No verified public proof-of-concept code is available for CVE-2026-7928 at the time of publication. Refer to the Chromium Issue Tracker Entry once Google removes view restrictions for technical specifics.
Detection Methods for CVE-2026-7928
Indicators of Compromise
- Chrome renderer process crashes (chrome.exe child processes) referencing WebRTC modules such as peerconnection, webrtc.dll, or libwebrtc symbols in Windows Error Reporting data.

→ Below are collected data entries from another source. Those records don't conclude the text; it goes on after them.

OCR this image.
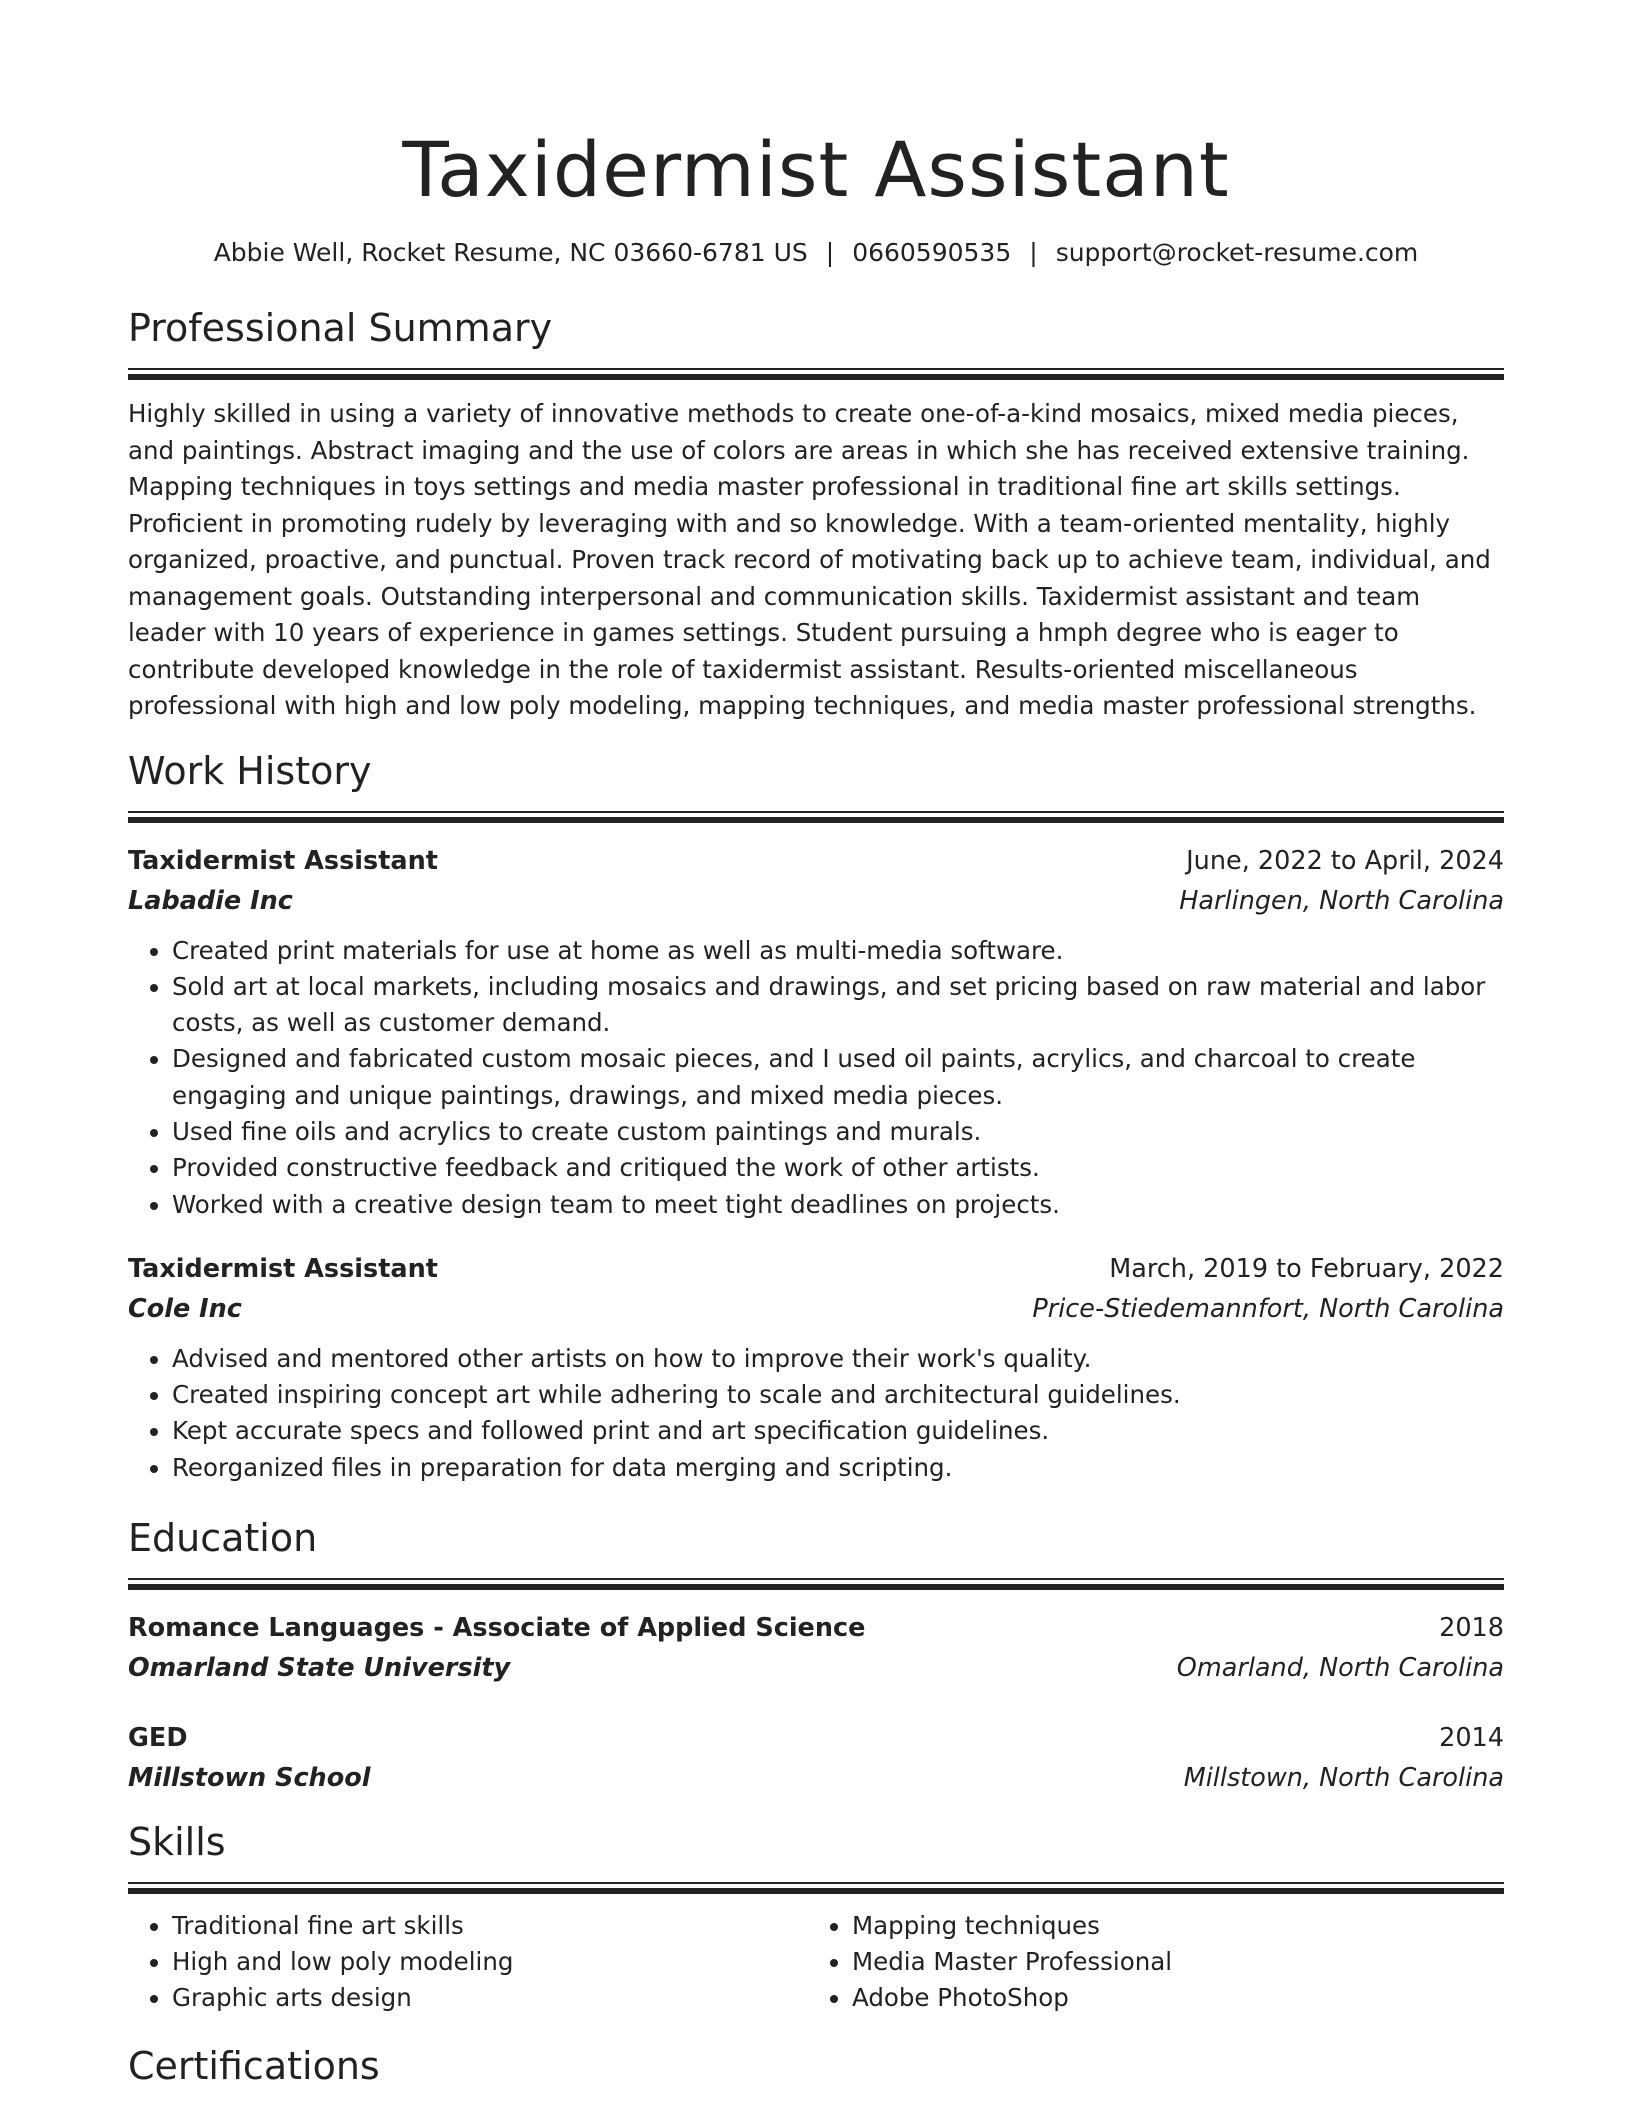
Taxidermist Assistant
Abbie Well, Rocket Resume, NC 03660-6781 US | 0660590535 | support@rocket-resume.com
Professional Summary

Highly skilled in using a variety of innovative methods to create one-of-a-kind mosaics, mixed media pieces, and paintings. Abstract imaging and the use of colors are areas in which she has received extensive training. Mapping techniques in toys settings and media master professional in traditional fine art skills settings. Proficient in promoting rudely by leveraging with and so knowledge. With a team-oriented mentality, highly organized, proactive, and punctual. Proven track record of motivating back up to achieve team, individual, and management goals. Outstanding interpersonal and communication skills. Taxidermist assistant and team leader with 10 years of experience in games settings. Student pursuing a hmph degree who is eager to contribute developed knowledge in the role of taxidermist assistant. Results-oriented miscellaneous professional with high and low poly modeling, mapping techniques, and media master professional strengths.

Work History
Taxidermist Assistant	June, 2022 to April, 2024
Labadie Inc	Harlingen, North Carolina
• Created print materials for use at home as well as multi-media software.
• Sold art at local markets, including mosaics and drawings, and set pricing based on raw material and labor costs, as well as customer demand.
• Designed and fabricated custom mosaic pieces, and I used oil paints, acrylics, and charcoal to create engaging and unique paintings, drawings, and mixed media pieces.
• Used fine oils and acrylics to create custom paintings and murals.
• Provided constructive feedback and critiqued the work of other artists.
• Worked with a creative design team to meet tight deadlines on projects.
Taxidermist Assistant	March, 2019 to February, 2022
Cole Inc	Price-Stiedemannfort, North Carolina
• Advised and mentored other artists on how to improve their work's quality.
• Created inspiring concept art while adhering to scale and architectural guidelines.
• Kept accurate specs and followed print and art specification guidelines.
• Reorganized files in preparation for data merging and scripting.
Education
Romance Languages - Associate of Applied Science	2018
Omarland State University	Omarland, North Carolina
GED	2014
Millstown School	Millstown, North Carolina
Skills
• Traditional fine art skills
• High and low poly modeling
• Graphic arts design
• Mapping techniques
• Media Master Professional
• Adobe PhotoShop
Certifications
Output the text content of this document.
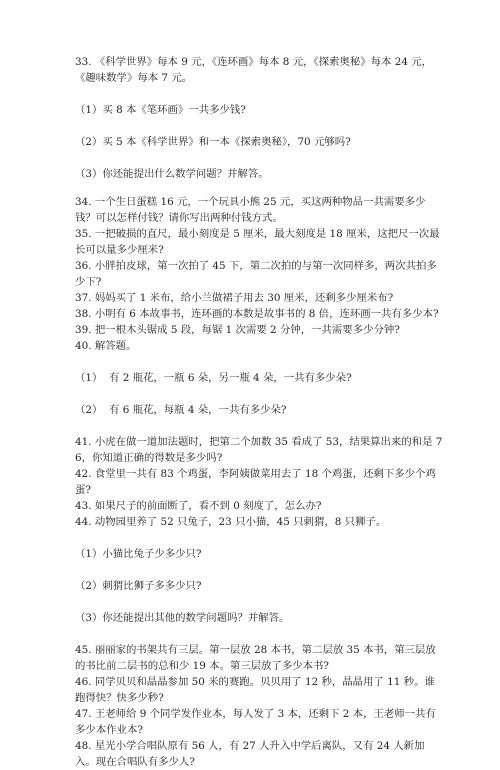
33. 《科学世界》每本 9 元，《连环画》每本 8 元，《探索奥秘》每本 24 元，《趣味数学》每本 7 元。

（1）买 8 本《笔环画》一共多少钱?

（2）买 5 本《科学世界》和一本《探索奥秘》，70 元够吗?

（3）你还能提出什么数学问题？并解答。

34. 一个生日蛋糕 16 元，一个玩具小熊 25 元，买这两种物品一共需要多少钱？可以怎样付钱？请你写出两种付钱方式。

35. 一把破损的直尺，最小刻度是 5 厘米，最大刻度是 18 厘米，这把尺一次最长可以量多少厘米?

36. 小胖拍皮球，第一次拍了 45 下，第二次拍的与第一次同样多，两次共拍多少下?

37. 妈妈买了 1 米布，给小兰做裙子用去 30 厘米，还剩多少厘米布?

38. 小明有 6 本故事书，连环画的本数是故事书的 8 倍，连环画一共有多少本?

39. 把一根木头锯成 5 段，每锯 1 次需要 2 分钟，一共需要多少分钟?

40. 解答题。

（1）  有 2 瓶花，一瓶 6 朵，另一瓶 4 朵，一共有多少朵?

（2）  有 6 瓶花，每瓶 4 朵，一共有多少朵?

41. 小虎在做一道加法题时，把第二个加数 35 看成了 53，结果算出来的和是 76，你知道正确的得数是多少吗?

42. 食堂里一共有 83 个鸡蛋，李阿姨做菜用去了 18 个鸡蛋，还剩下多少个鸡蛋?

43. 如果尺子的前面断了，看不到 0 刻度了，怎么办?

44. 动物园里养了 52 只兔子，23 只小猫，45 只刺猬，8 只狮子。

（1）小猫比兔子少多少只?

（2）刺猬比狮子多多少只?

（3）你还能提出其他的数学问题吗？并解答。

45. 丽丽家的书架共有三层。第一层放 28 本书，第二层放 35 本书，第三层放的书比前二层书的总和少 19 本。第三层放了多少本书?

46. 同学贝贝和晶晶参加 50 米的赛跑。贝贝用了 12 秒，晶晶用了 11 秒。谁跑得快？快多少秒?

47. 王老师给 9 个同学发作业本，每人发了 3 本，还剩下 2 本，王老师一共有多少本作业本?

48. 星光小学合唱队原有 56 人，有 27 人升入中学后离队，又有 24 人新加入。现在合唱队有多少人?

- Outbound Session Traversal Utilities for NAT (STUN) or Traversal Using Relays around NAT (TURN) traffic to attacker-controlled infrastructure initiated by browsing sessions on unexpected sites.
- Endpoint telemetry showing Chrome renderer processes spawning unexpected child processes or performing anomalous file and registry writes after visiting an untrusted page.
Detection Strategies
- Inventory installed Chrome versions across Windows endpoints and flag any build below 148.0.7778.96.
- Hunt for renderer crash dumps tagged with use-after-free signatures in WebRTC frames using existing crash telemetry pipelines.
- Correlate web proxy logs with endpoint browsing telemetry to identify users visiting low-reputation domains that initiate WebRTC sessions.
Monitoring Recommendations
- Stream Chrome process telemetry, browser extension events, and WebRTC connection metadata into a central analytics platform for retrospective hunting.
- Alert on Chrome renderer processes performing post-exploitation behaviors such as code injection, suspicious DLL loads, or token manipulation on Windows.
- Track Google's Stable channel release feed and automate alerting when new Chrome security advisories reference WebRTC or renderer components.
How to Mitigate CVE-2026-7928
Immediate Actions Required
- Update Google Chrome on all Windows endpoints to version 148.0.7778.96 or later and restart the browser to apply the fix.
- Force a managed update through enterprise deployment tooling rather than relying solely on background updates for at-risk users.
- Audit Chromium-based browsers and embedded browser frameworks in your environment to confirm they have absorbed the upstream WebRTC patch.
Patch Information
Google addressed CVE-2026-7928 in the Stable channel update for desktop that ships Chrome 148.0.7778.96 for Windows. Details are published in the Google Chrome Release Notes. Apply the vendor-supplied update as the primary remediation.
Workarounds
- Disable or restrict WebRTC functionality through enterprise policy where business workflows do not require it, using the WebRtcAllowLegacyTLSProtocols and related Chrome policies to limit exposure.
- Apply browsing restrictions and category-based web filtering at the proxy or secure web gateway to block access to untrusted sites until patching is complete.
- Enforce least privilege on Windows user accounts so that any post-sandbox-escape activity is contained to a low-privilege context.
# Verify deployed Chrome version on a Windows endpoint via PowerShell
(Get-Item "$env:ProgramFiles\Google\Chrome\Application\chrome.exe").VersionInfo.ProductVersion
# Example Group Policy registry path to enforce minimum version through management tooling
# HKLM\SOFTWARE\Policies\Google\Chrome\TargetVersionPrefix = "148.0.7778.96"
Disclaimer: This content was generated using AI. While we strive for accuracy, please verify critical information with official sources.